関わりの豊かさ(1990 石井幼稚園)

「石井幼稚園・石井伝道所だより 第42号」1990年12月 クリスマス号 所収

(神戸教会牧師・石井幼稚園代表役員 57歳)

人のいのちは、持ち物にはよらない。 ルカ 12:16


 教会の礼拝に出ている青年が「ぼく結婚式をして欲しいんです」と言う。傍にいた、かつての幼稚園の受け持ちの先生が「なんや、Mちゃんじゃあないの、大きくなったわねー」ということで、結婚のためのカウンセリングを始めた。

 神戸教会とは。教会は礼拝をする人々の共同体、ホテルのキリスト教式結婚とは自ずと異なるところがある筈、それは何だろうか。家庭とは、等々学んでいくうちに、話は住居のこと、共働きのことなどに及ぶ。

「ところでいま残業は何時間?」と聞いてみたら月100時間は越えるという。ふと『豊かさとは何か』(暉峻淑子(てるおか・いつこ)、岩波新書 1989)の記事を思い起こした。

「残業が10時間を越えると育児と子供との遊びがなくなり、20時間を越えると趣味や読書がなくなり、50時間を越えると『夫婦の会話』もなくなり、夫婦の会話の次は『テレビを見る』がなくなる」(p.138)という。

 これは大変だと思った。少しでもそれに耐えて、いやそれを逆境的テコとしてでも、精神的に豊かな夫婦関係を作っていくにはどうしたら良いのか。色々と考えさせられている。

 日本は表面上豊かだと言われるが、労働時間の長さ、住宅の貧しさ、削減される社会保障、自然環境の破壊、人々の意識の画一化、偏差値教育などを考えると、根本的にどこか尺度が狂っている。

 人間と人間の関わり、人間と自然の関わりを豊かにしていく創造力や想像力はどうすれば豊かになるのだろうか。

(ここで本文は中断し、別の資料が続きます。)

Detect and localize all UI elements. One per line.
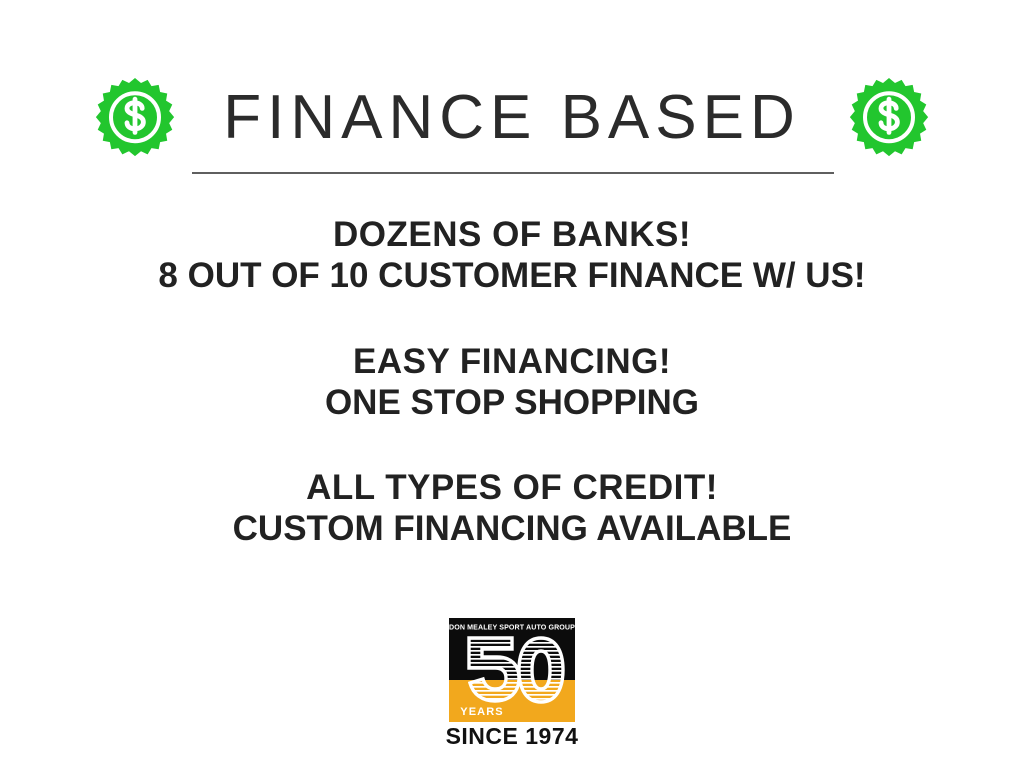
- copy-subline: 8 OUT OF 10 CUSTOMER FINANCE W/ US!: [0, 255, 1024, 296]
- copy-headline: ALL TYPES OF CREDIT!: [0, 467, 1024, 508]
- title-divider: [192, 172, 834, 174]
- copy-subline: ONE STOP SHOPPING: [0, 382, 1024, 423]
- copy-block-credit: ALL TYPES OF CREDIT! CUSTOM FINANCING AV…: [0, 467, 1024, 550]
- copy-subline: CUSTOM FINANCING AVAILABLE: [0, 508, 1024, 549]
- logo-top-text: DON MEALEY SPORT AUTO GROUP: [449, 624, 575, 632]
- fifty-years-logo-mark: DON MEALEY SPORT AUTO GROUP: [449, 618, 575, 722]
- dollar-gear-icon-right: [849, 78, 929, 158]
- copy-headline: EASY FINANCING!: [0, 341, 1024, 382]
- body-copy: DOZENS OF BANKS! 8 OUT OF 10 CUSTOMER FI…: [0, 214, 1024, 550]
- page-title: FINANCE BASED: [223, 87, 801, 149]
- logo-years-label: YEARS: [460, 706, 503, 718]
- dealer-logo: DON MEALEY SPORT AUTO GROUP: [449, 618, 575, 748]
- copy-block-banks: DOZENS OF BANKS! 8 OUT OF 10 CUSTOMER FI…: [0, 214, 1024, 297]
- header: FINANCE BASED: [0, 78, 1024, 158]
- copy-block-financing: EASY FINANCING! ONE STOP SHOPPING: [0, 341, 1024, 424]
- copy-headline: DOZENS OF BANKS!: [0, 214, 1024, 255]
- slide-canvas: FINANCE BASED DOZENS OF BANKS! 8 OUT OF …: [0, 0, 1024, 768]
- logo-since-text: SINCE 1974: [446, 725, 579, 748]
- dollar-gear-icon-left: [95, 78, 175, 158]
- logo-digit-five: [469, 638, 519, 701]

戦わなくてはならない課題はいっぱいある。

 朝、門に立っていたら、一人の子が「園長先生、これおみやげ」と言って、紅葉した一枚のすずかけの葉を手のひらに入れてくれた。

 季節を映し出して茶と黄と緑の入り混じった色合いは、名画のマチエールにも似て美しかった。そして、そこには関わりの豊かさがあった。大人が教えるのではなく、子どもの心にあるものを受けとめるところに豊かさのあることを知らされた。幼な子を祝福したイエスの心を思わしめられた。

「人のいのちは、持ち物にはよらないのである」(ルカ 12:16)。こういう言葉が身につく歩みをして、各人の人生を全うしたい。